Marble Freedom Trust
- Formation: April 2020; 6 years ago
- Type: 501(c)(4)
- Chairman: Leonard Leo
- CIO: Alex Marshall
- Revenue: $62.28 million (2024)
- Expenses: $200.65 million (2024)
- Endowment: $992 million (2024)

= Marble Freedom Trust =

Conservative political group in the US

The Marble Freedom Trust is an American conservative political advocacy group structured as a 501(c)(4) social welfare organization. Leonard Leo is the group's trustee and chairman.

== History ==
The Marble Freedom Trust (MFT) was established in April 2020, and by March 2021, it had effectively been given $1.65 billion by Barre Seid. The money was transferred to the MFT in the form of ownership of the electronics company Tripp Lite by its sole owner Seid.

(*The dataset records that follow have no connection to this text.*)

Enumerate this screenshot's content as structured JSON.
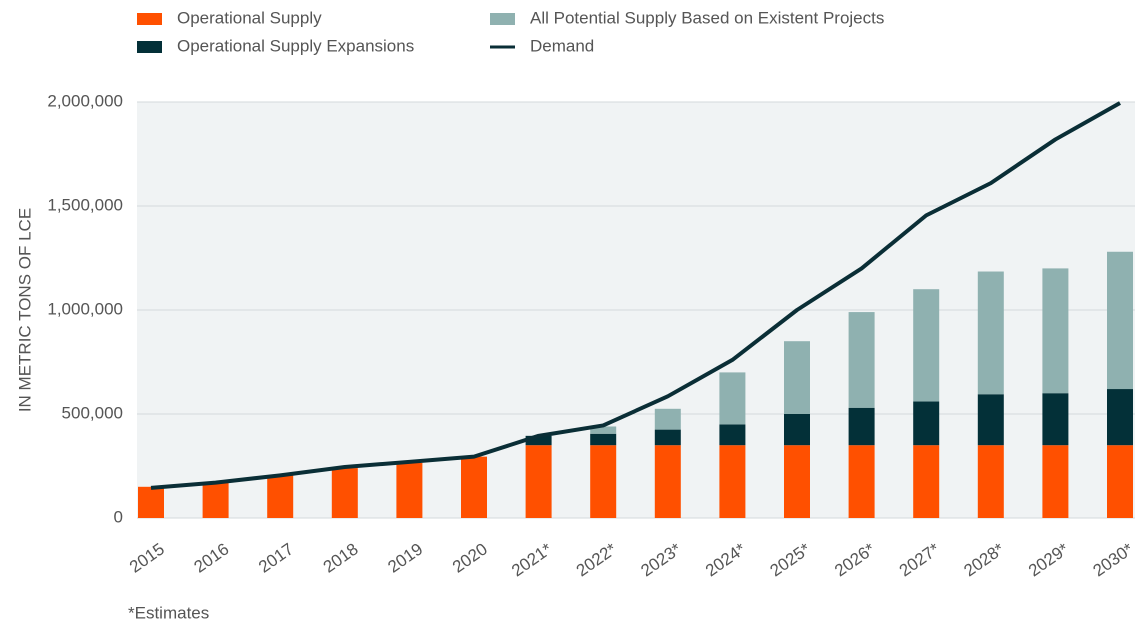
{
  "chart_data": {
    "type": "bar",
    "y_axis_label": "IN METRIC TONS OF LCE",
    "footnote": "*Estimates",
    "categories": [
      "2015",
      "2016",
      "2017",
      "2018",
      "2019",
      "2020",
      "2021*",
      "2022*",
      "2023*",
      "2024*",
      "2025*",
      "2026*",
      "2027*",
      "2028*",
      "2029*",
      "2030*"
    ],
    "series": [
      {
        "name": "Operational Supply",
        "type": "bar",
        "color": "#ff5000",
        "values": [
          150000,
          170000,
          205000,
          240000,
          265000,
          295000,
          350000,
          350000,
          350000,
          350000,
          350000,
          350000,
          350000,
          350000,
          350000,
          350000
        ]
      },
      {
        "name": "Operational Supply Expansions",
        "type": "bar",
        "color": "#033038",
        "values": [
          0,
          0,
          0,
          0,
          0,
          0,
          45000,
          55000,
          75000,
          100000,
          150000,
          180000,
          210000,
          245000,
          250000,
          270000
        ]
      },
      {
        "name": "All Potential Supply Based on Existent Projects",
        "type": "bar",
        "color": "#8fb1b0",
        "values": [
          0,
          0,
          0,
          0,
          0,
          0,
          0,
          35000,
          100000,
          250000,
          350000,
          460000,
          540000,
          590000,
          600000,
          660000
        ]
      },
      {
        "name": "Demand",
        "type": "line",
        "color": "#0a2e36",
        "values": [
          145000,
          170000,
          205000,
          245000,
          270000,
          295000,
          395000,
          445000,
          585000,
          760000,
          1000000,
          1200000,
          1455000,
          1610000,
          1820000,
          1995000
        ]
      }
    ],
    "ylim": [
      0,
      2000000
    ],
    "yticks": [
      0,
      {
        "value": 500000,
        "label": "500,000"
      },
      {
        "value": 1000000,
        "label": "1,000,000"
      },
      {
        "value": 1500000,
        "label": "1,500,000"
      },
      {
        "value": 2000000,
        "label": "2,000,000"
      }
    ],
    "grid": true,
    "stacked": true
  }
}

In March 2021, the company was purchased from the Trust by the Eaton Corporation, with the result that the Trust had cash assets of $1.65 billion.

In the tax year ending in April 2022, the Marble Freedom Trust donated $182.7 million to other organizations and causes.

In 2022, the MFT was headquartered in North Salt Lake, Utah, and its administrative trustee was Tyler Green.

== Positions ==
The Marble Freedom Trust generally promotes positions and causes consistent with conservatism in the United States.

The MFT aims "to transform ESG environmental, social, and governance (ESG) investing into a rallying cry against woke capitalism." Since 2021, the MFT has invested in fighting against both ESG and diversity, equity, and inclusion efforts at BlackRock, Vanguard, American Airlines, Coca-Cola, State Farm, Major League Baseball and Ticketmaster. In 2024, Leonard Leo said that the Trust would devote $1 billion to "crush liberal dominance", especially in news and entertainment.